I don’t have practical experience with the latest hardware. From what I can glimpse from published information, the RTX 4090 (an Ada Lovelace class GPU, AD102) has compute capability 8.9. NVIDIA’s press releases mention FP8 when describing Hopper class GPUs and specifically GH100, with compute capability 9.0.
Based on that, the error message you encountered seems to be accurate.
This announcement from NVIDIA does mention FP8 support for the RTX 4090:
Ada’s new 4th Generation Tensor Cores are unbelievably fast, with an all new 8-Bit Floating Point (FP8) Tensor Engine, increasing throughput by up to 5X, to 1.32 Tensor-petaFLOPS on the GeForce RTX 4090.
That does make sense to me. I expected it not to have the ‘transformer engine’ – but I didn’t expect that fp8 wouldn’t be supported. I searched for a while to find anything about the true specs for the 4090, but could only find the simplified gamer specs.
It would have been nice to have the lack of fp8 compute described anywhere so that people interested in machine learning know what they are buying before committing to an expensive purchase --or, if it is described somewhere, and not just indirectly inferred then I guess I made an incorrect assumption.
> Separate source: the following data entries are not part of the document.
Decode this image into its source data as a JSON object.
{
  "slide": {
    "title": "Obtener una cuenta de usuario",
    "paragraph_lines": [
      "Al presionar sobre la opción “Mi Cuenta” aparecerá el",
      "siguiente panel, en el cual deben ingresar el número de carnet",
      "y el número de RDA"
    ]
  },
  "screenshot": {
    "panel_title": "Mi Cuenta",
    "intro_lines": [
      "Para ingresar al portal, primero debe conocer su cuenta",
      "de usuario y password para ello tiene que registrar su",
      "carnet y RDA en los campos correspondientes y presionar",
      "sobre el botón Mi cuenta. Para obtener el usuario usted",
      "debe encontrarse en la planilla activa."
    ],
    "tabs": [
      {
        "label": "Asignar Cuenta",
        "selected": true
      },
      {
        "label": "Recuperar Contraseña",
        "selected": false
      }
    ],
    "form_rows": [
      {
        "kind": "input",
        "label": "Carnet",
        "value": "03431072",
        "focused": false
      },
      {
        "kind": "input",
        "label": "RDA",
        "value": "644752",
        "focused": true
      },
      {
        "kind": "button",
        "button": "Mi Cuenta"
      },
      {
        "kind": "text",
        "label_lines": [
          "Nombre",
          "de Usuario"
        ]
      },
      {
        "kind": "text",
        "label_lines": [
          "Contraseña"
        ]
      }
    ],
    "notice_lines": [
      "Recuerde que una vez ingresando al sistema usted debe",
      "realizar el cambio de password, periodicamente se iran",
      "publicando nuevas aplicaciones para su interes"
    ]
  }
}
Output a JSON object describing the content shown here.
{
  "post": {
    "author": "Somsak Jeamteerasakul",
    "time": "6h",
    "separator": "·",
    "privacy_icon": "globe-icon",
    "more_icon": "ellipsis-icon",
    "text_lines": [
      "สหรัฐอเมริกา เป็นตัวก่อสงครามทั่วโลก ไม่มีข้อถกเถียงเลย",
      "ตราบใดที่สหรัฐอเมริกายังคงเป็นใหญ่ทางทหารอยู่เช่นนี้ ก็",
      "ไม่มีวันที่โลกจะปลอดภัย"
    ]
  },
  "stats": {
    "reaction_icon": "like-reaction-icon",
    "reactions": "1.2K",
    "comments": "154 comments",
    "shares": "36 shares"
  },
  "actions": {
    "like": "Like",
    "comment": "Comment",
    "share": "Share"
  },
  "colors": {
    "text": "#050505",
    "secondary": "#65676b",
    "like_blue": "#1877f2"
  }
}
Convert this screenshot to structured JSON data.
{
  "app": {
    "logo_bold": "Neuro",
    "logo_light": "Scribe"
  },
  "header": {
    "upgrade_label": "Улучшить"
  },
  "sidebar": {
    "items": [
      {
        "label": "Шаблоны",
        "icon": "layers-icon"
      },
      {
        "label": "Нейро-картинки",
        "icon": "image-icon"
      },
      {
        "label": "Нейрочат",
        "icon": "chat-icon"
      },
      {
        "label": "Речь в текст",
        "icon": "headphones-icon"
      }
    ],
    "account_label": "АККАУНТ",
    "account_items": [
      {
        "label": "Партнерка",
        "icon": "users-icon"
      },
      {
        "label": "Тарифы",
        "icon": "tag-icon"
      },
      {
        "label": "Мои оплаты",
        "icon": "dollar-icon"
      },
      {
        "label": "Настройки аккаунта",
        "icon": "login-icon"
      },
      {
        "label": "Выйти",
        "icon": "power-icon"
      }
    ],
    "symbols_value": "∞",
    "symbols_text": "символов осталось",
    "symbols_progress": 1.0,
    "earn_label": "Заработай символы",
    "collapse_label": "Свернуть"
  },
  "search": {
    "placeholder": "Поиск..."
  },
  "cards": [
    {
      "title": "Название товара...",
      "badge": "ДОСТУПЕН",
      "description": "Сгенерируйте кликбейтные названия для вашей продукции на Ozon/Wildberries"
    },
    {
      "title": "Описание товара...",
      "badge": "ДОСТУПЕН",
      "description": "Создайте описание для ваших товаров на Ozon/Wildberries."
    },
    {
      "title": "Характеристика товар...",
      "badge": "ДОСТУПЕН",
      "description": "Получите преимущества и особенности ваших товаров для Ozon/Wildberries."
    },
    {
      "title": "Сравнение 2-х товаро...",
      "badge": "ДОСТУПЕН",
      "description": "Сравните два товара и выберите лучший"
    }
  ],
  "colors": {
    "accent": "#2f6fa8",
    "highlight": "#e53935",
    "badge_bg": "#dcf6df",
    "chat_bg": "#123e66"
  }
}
Ada’s new fourth-generation Tensor Cores are unbelievably fast, increasing throughput by up to 5X, to 1.4 Tensor-petaFLOPS using the new FP8 Transformer Engine, first introduced in our Hopper H100 datacenter GPU.
“The GeForce RTX 4090 offers double the throughput for existing FP16, BF16, TF32, and INT8 formats, and its Fourth-Generation Tensor Core introduces support for a new FP8 tensor format. Compared to FP16, FP8 halves the data storage requirements and doubles throughput. With the new FP8 format, the GeForce RTX 4090 delivers 1.3 PetaFLOPS of performance for AI inference workloads.”
If by “this new Hopper feature” you mean FP8 support, then the multiple references from official NVIDIA documents earlier in the thread make it clear that FP8 is also supported by the RTX 4090, which is not quite as pricey as a H100.
There might be technical reasons why TransformerEngine cannot be supported on RTX 4090 (although it is not apparent what they might be). There may also be marketing reasons not to support it on the RTX 4090. Only NVIDIA knows which is the case, and per long-standing policy, they would not engage in public discussions about such subject matter.
I meant the Transformer Engine with its “Adaptive Range Tracking” to dynamically choose between formats.
But you are right, even in the posts before it was mentioned that Lovelace would get the new 4th gen Tensor Cores with not only FP8 formats, but also the Transformer Engine.
So I will give another reason: Up to now neither FP8 nor the Transformer Engine even for Hopper is documented in the Cuda Programming Guide nor in the PTX ISA. We should wait until Toolkit 12 with full support for Hopper/Lovelace before we can estimate, how officially supported those features will be by the documentation, libraries and tools. In a GTC talk it was announced that the next minor Toolkit release would not support all Lovelace/Hopper features yet, but Toolkit 12 would. But I deem it a good sign that it is stated that Lovelace has the Transformer Engine.
Turing (7.5) with 2nd gen tensor cores has working BF16 and TF32 tensor capabilities in hardware - TF32 twice as fast on Turing desktop SMs than on Ampere desktop SMs, but only some tools support it (nvdisasm yes, ptxas no) and it is undocumented. The usual neural network libraries have not added support for it. But it also was not advertised.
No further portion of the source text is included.